The low murmur of voices was the first thing that impressed themselves on his senses when Stalls finally emerged from the darkness of unconsciousness. For a long time, or what seemed to be a long time, that was all he was aware of. The voices, or what he took to be voices, seemed to be slurred with an unusual amount of sibilants in their speech…was it English they were speaking? Or Arabic? He couldn’t tell, it was hard to concentrate.

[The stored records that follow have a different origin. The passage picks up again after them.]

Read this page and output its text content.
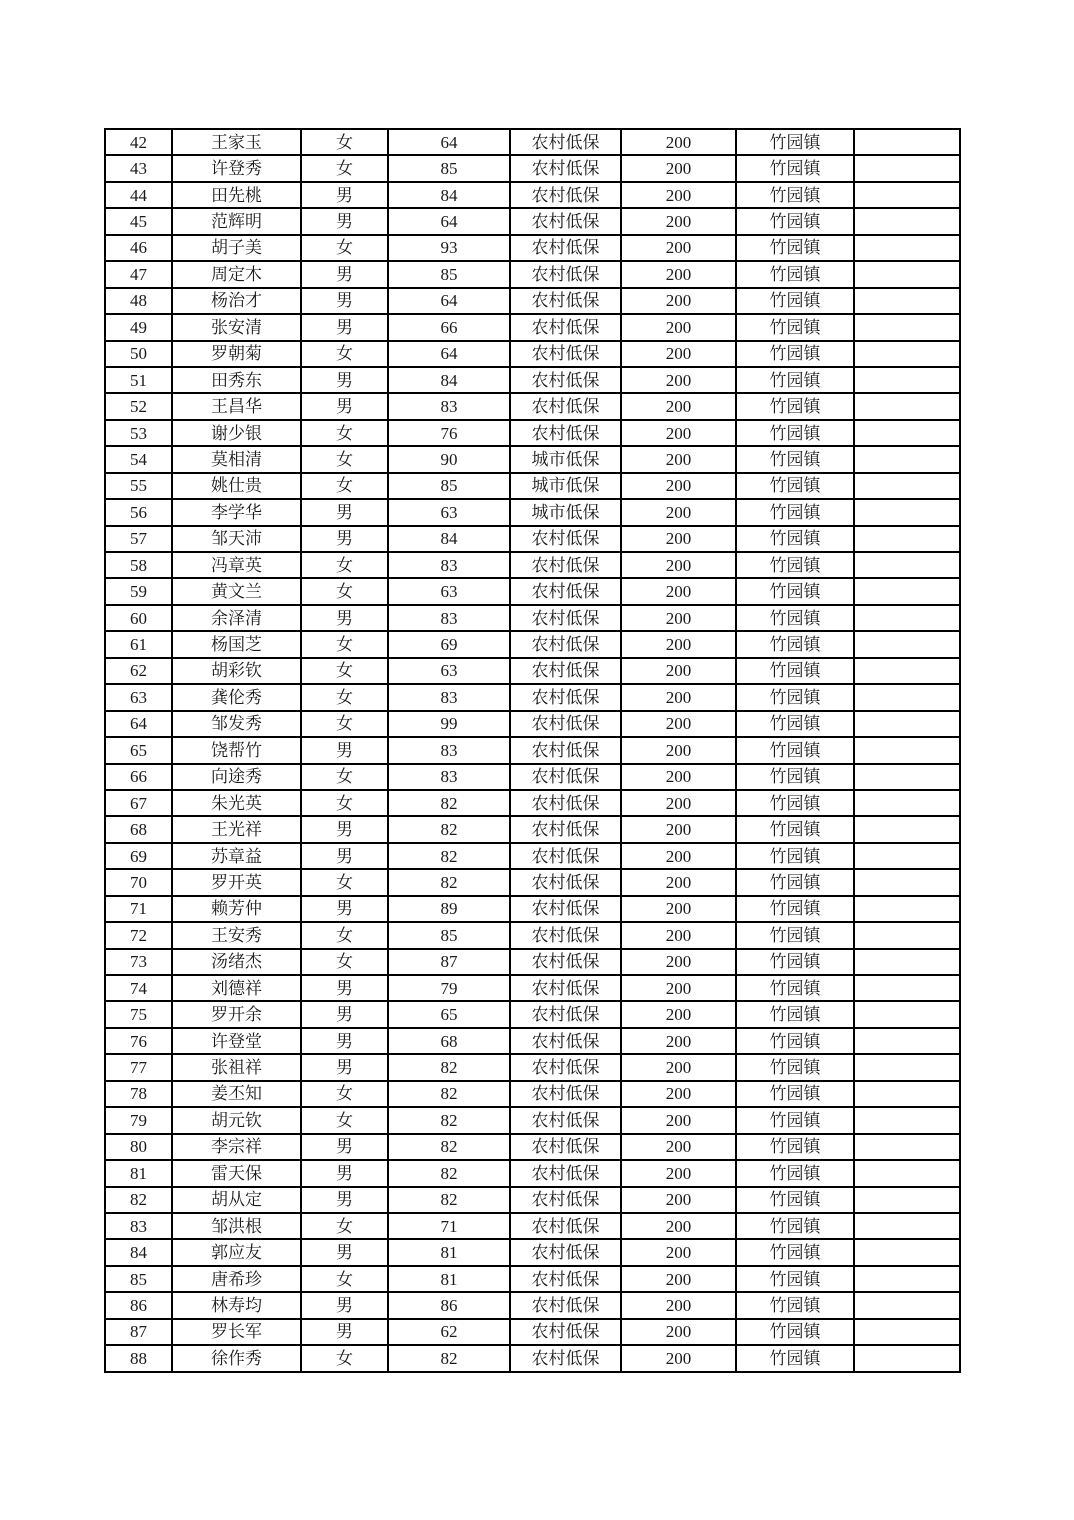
42	王家玉	女	64	农村低保	200	竹园镇	
43	许登秀	女	85	农村低保	200	竹园镇	
44	田先桃	男	84	农村低保	200	竹园镇	
45	范辉明	男	64	农村低保	200	竹园镇	
46	胡子美	女	93	农村低保	200	竹园镇	
47	周定木	男	85	农村低保	200	竹园镇	
48	杨治才	男	64	农村低保	200	竹园镇	
49	张安清	男	66	农村低保	200	竹园镇	
50	罗朝菊	女	64	农村低保	200	竹园镇	
51	田秀东	男	84	农村低保	200	竹园镇	
52	王昌华	男	83	农村低保	200	竹园镇	
53	谢少银	女	76	农村低保	200	竹园镇	
54	莫相清	女	90	城市低保	200	竹园镇	
55	姚仕贵	女	85	城市低保	200	竹园镇	
56	李学华	男	63	城市低保	200	竹园镇	
57	邹天沛	男	84	农村低保	200	竹园镇	
58	冯章英	女	83	农村低保	200	竹园镇	
59	黄文兰	女	63	农村低保	200	竹园镇	
60	余泽清	男	83	农村低保	200	竹园镇	
61	杨国芝	女	69	农村低保	200	竹园镇	
62	胡彩钦	女	63	农村低保	200	竹园镇	
63	龚伦秀	女	83	农村低保	200	竹园镇	
64	邹发秀	女	99	农村低保	200	竹园镇	
65	饶帮竹	男	83	农村低保	200	竹园镇	
66	向途秀	女	83	农村低保	200	竹园镇	
67	朱光英	女	82	农村低保	200	竹园镇	
68	王光祥	男	82	农村低保	200	竹园镇	
69	苏章益	男	82	农村低保	200	竹园镇	
70	罗开英	女	82	农村低保	200	竹园镇	
71	赖芳仲	男	89	农村低保	200	竹园镇	
72	王安秀	女	85	农村低保	200	竹园镇	
73	汤绪杰	女	87	农村低保	200	竹园镇	
74	刘德祥	男	79	农村低保	200	竹园镇	
75	罗开余	男	65	农村低保	200	竹园镇	
76	许登堂	男	68	农村低保	200	竹园镇	
77	张祖祥	男	82	农村低保	200	竹园镇	
78	姜丕知	女	82	农村低保	200	竹园镇	
79	胡元钦	女	82	农村低保	200	竹园镇	
80	李宗祥	男	82	农村低保	200	竹园镇	
81	雷天保	男	82	农村低保	200	竹园镇	
82	胡从定	男	82	农村低保	200	竹园镇	
83	邹洪根	女	71	农村低保	200	竹园镇	
84	郭应友	男	81	农村低保	200	竹园镇	
85	唐希珍	女	81	农村低保	200	竹园镇	
86	林寿均	男	86	农村低保	200	竹园镇	
87	罗长军	男	62	农村低保	200	竹园镇	
88	徐作秀	女	82	农村低保	200	竹园镇	
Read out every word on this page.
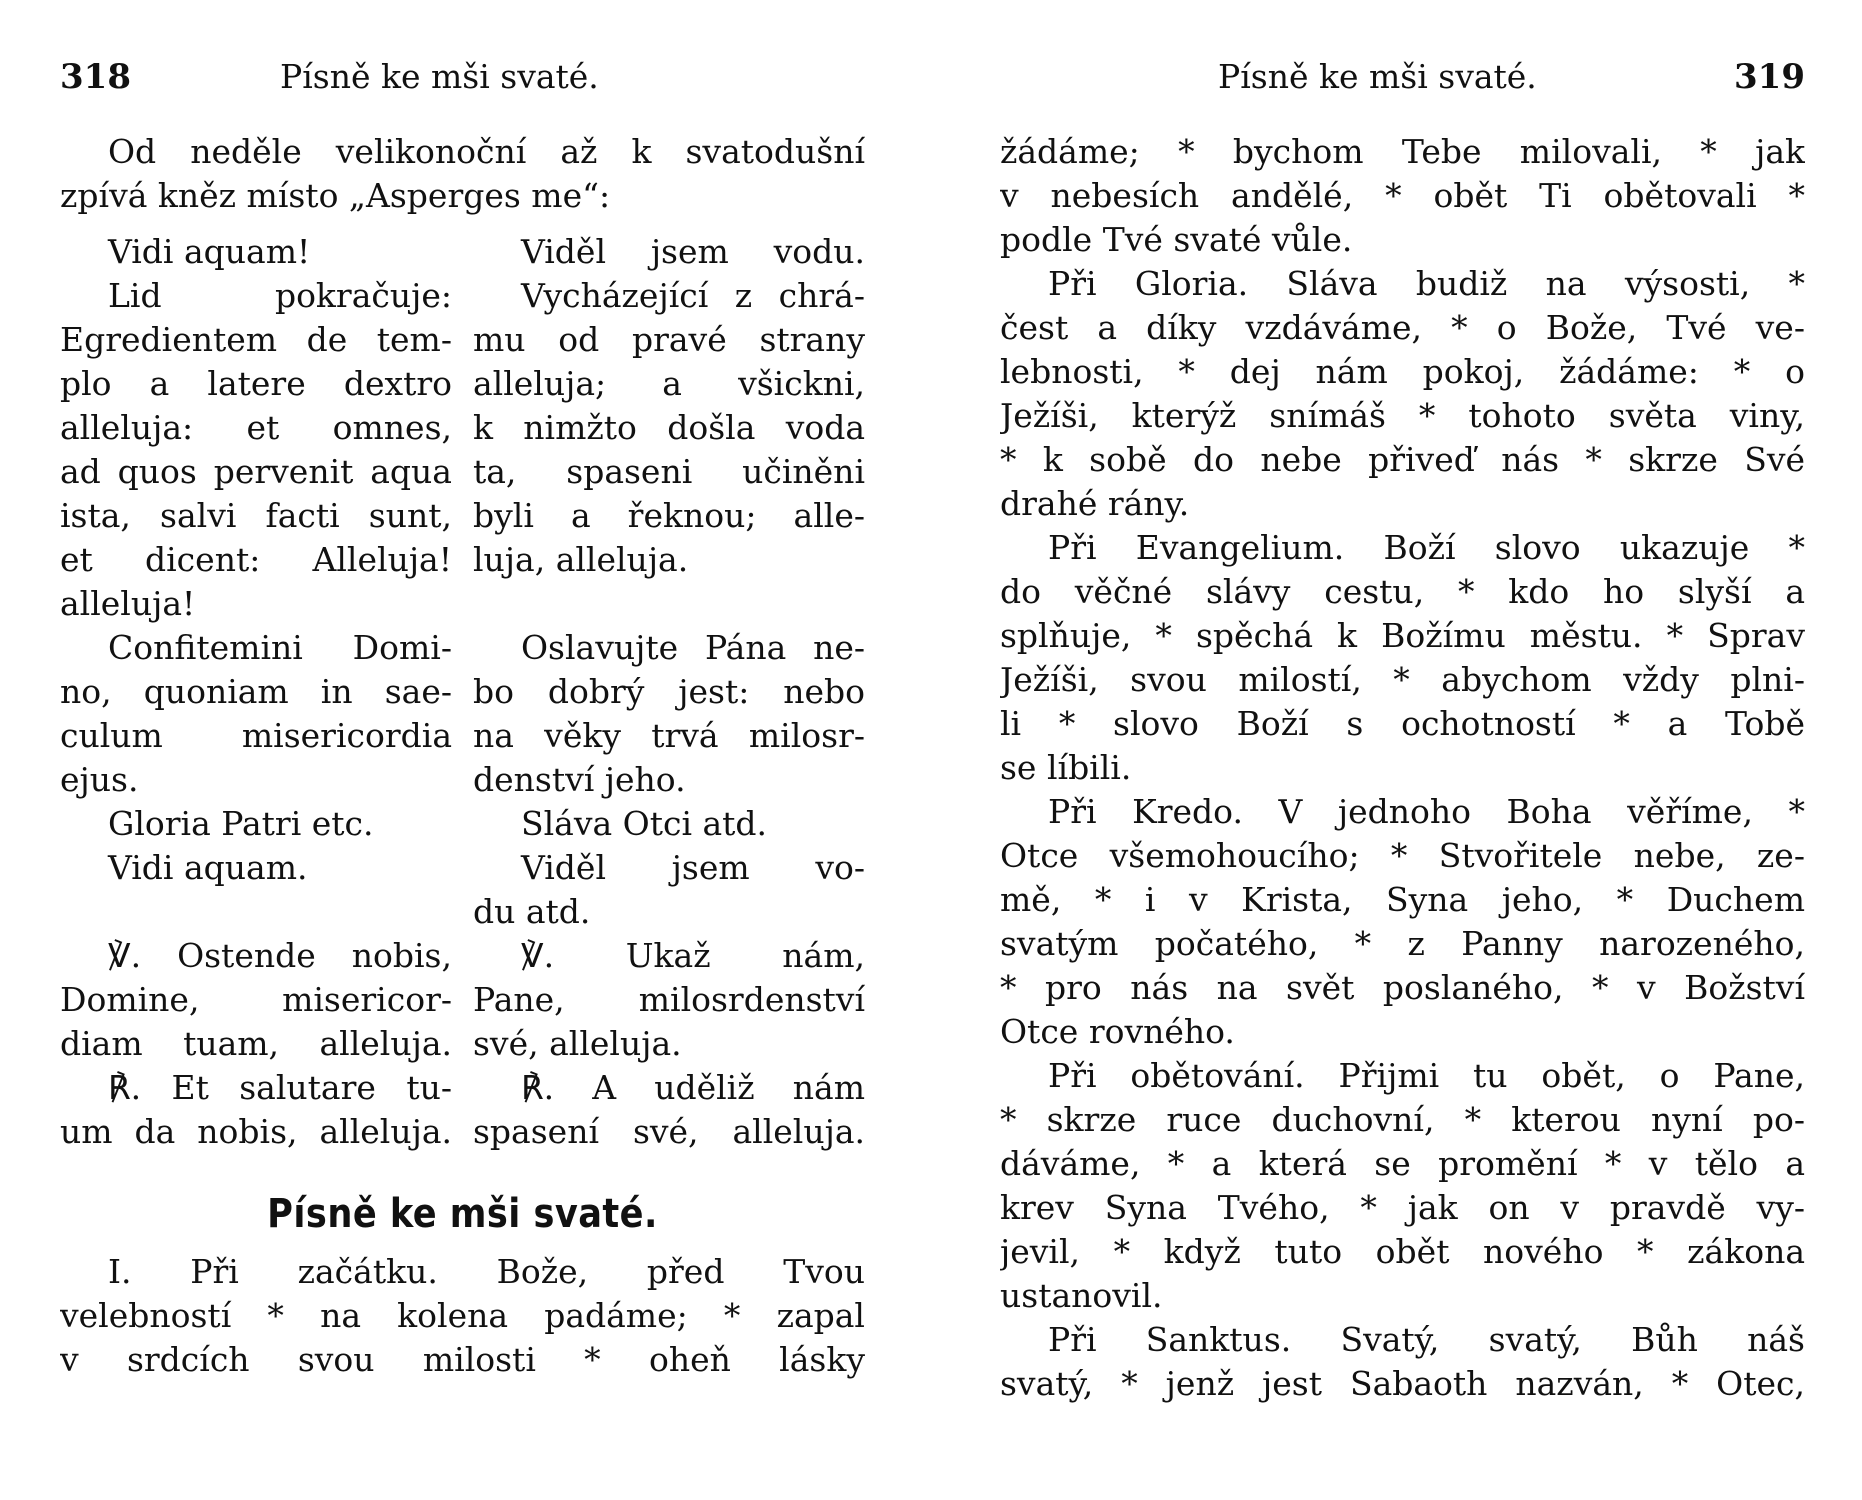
318	Písně ke mši svaté.
Od neděle velikonoční až k svatodušní
zpívá kněz místo „Asperges me“:
Vidi aquam!
Lid pokračuje:
Egredientem de tem-
plo a latere dextro
alleluja: et omnes,
ad quos pervenit aqua
ista, salvi facti sunt,
et dicent: Alleluja!
alleluja!
Confitemini Domi-
no, quoniam in sae-
culum misericordia
ejus.
Gloria Patri etc.
Vidi aquam.
℣. Ostende nobis,
Domine, misericor-
diam tuam, alleluja.
℟. Et salutare tu-
um da nobis, alleluja.
Viděl jsem vodu.
Vycházející z chrá-
mu od pravé strany
alleluja; a všickni,
k nimžto došla voda
ta, spaseni učiněni
byli a řeknou; alle-
luja, alleluja.
Oslavujte Pána ne-
bo dobrý jest: nebo
na věky trvá milosr-
denství jeho.
Sláva Otci atd.
Viděl jsem vo-
du atd.
℣. Ukaž nám,
Pane, milosrdenství
své, alleluja.
℟. A uděliž nám
spasení své, alleluja.
Písně ke mši svaté.
I. Při začátku. Bože, před Tvou
velebností * na kolena padáme; * zapal
v srdcích svou milosti * oheň lásky
Písně ke mši svaté.	319
žádáme; * bychom Tebe milovali, * jak
v nebesích andělé, * obět Ti obětovali *
podle Tvé svaté vůle.
Při Gloria. Sláva budiž na výsosti, *
čest a díky vzdáváme, * o Bože, Tvé ve-
lebnosti, * dej nám pokoj, žádáme: * o
Ježíši, kterýž snímáš * tohoto světa viny,
* k sobě do nebe přiveď nás * skrze Své
drahé rány.
Při Evangelium. Boží slovo ukazuje *
do věčné slávy cestu, * kdo ho slyší a
splňuje, * spěchá k Božímu městu. * Sprav
Ježíši, svou milostí, * abychom vždy plni-
li * slovo Boží s ochotností * a Tobě
se líbili.
Při Kredo. V jednoho Boha věříme, *
Otce všemohoucího; * Stvořitele nebe, ze-
mě, * i v Krista, Syna jeho, * Duchem
svatým počatého, * z Panny narozeného,
* pro nás na svět poslaného, * v Božství
Otce rovného.
Při obětování. Přijmi tu obět, o Pane,
* skrze ruce duchovní, * kterou nyní po-
dáváme, * a která se promění * v tělo a
krev Syna Tvého, * jak on v pravdě vy-
jevil, * když tuto obět nového * zákona
ustanovil.
Při Sanktus. Svatý, svatý, Bůh náš
svatý, * jenž jest Sabaoth nazván, * Otec,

The next thing he felt was the hard, unyielding nature of whatever it was he lay against. That’s when he realized that he was lying down. Opening his eyes didn’t do any good. He couldn’t see a thing in the darkness. He moved his arms to prop himself to a sitting position and realized that they were bound behind his back. Why…? Suddenly, it came back to him: the theft, the chase, the fight…then he was hit on the head. He must have been unconscious and whoever it was that had struck him, had tied him up and brought him here to…where was he? And it was only at that moment that he fully realized the possible danger he was in. If he’d been captured and taken by the thieves who’d robbed him, they might not feel safe in letting him go. His only hope lay in the belief by the natives that all Americans were rich and that he could be more valuable to them alive than dead.
Struggling to raise himself, he found there was a wall at his back and used it to force himself upright. He was still groggy from the blows to the head. He had a monster headache and his eyes refused to adjust themselves to the dim light of what must have been one of the subterranean basements that was a regular feature of the local architecture…offering residents the only real respite they had from the country’s relentless heat.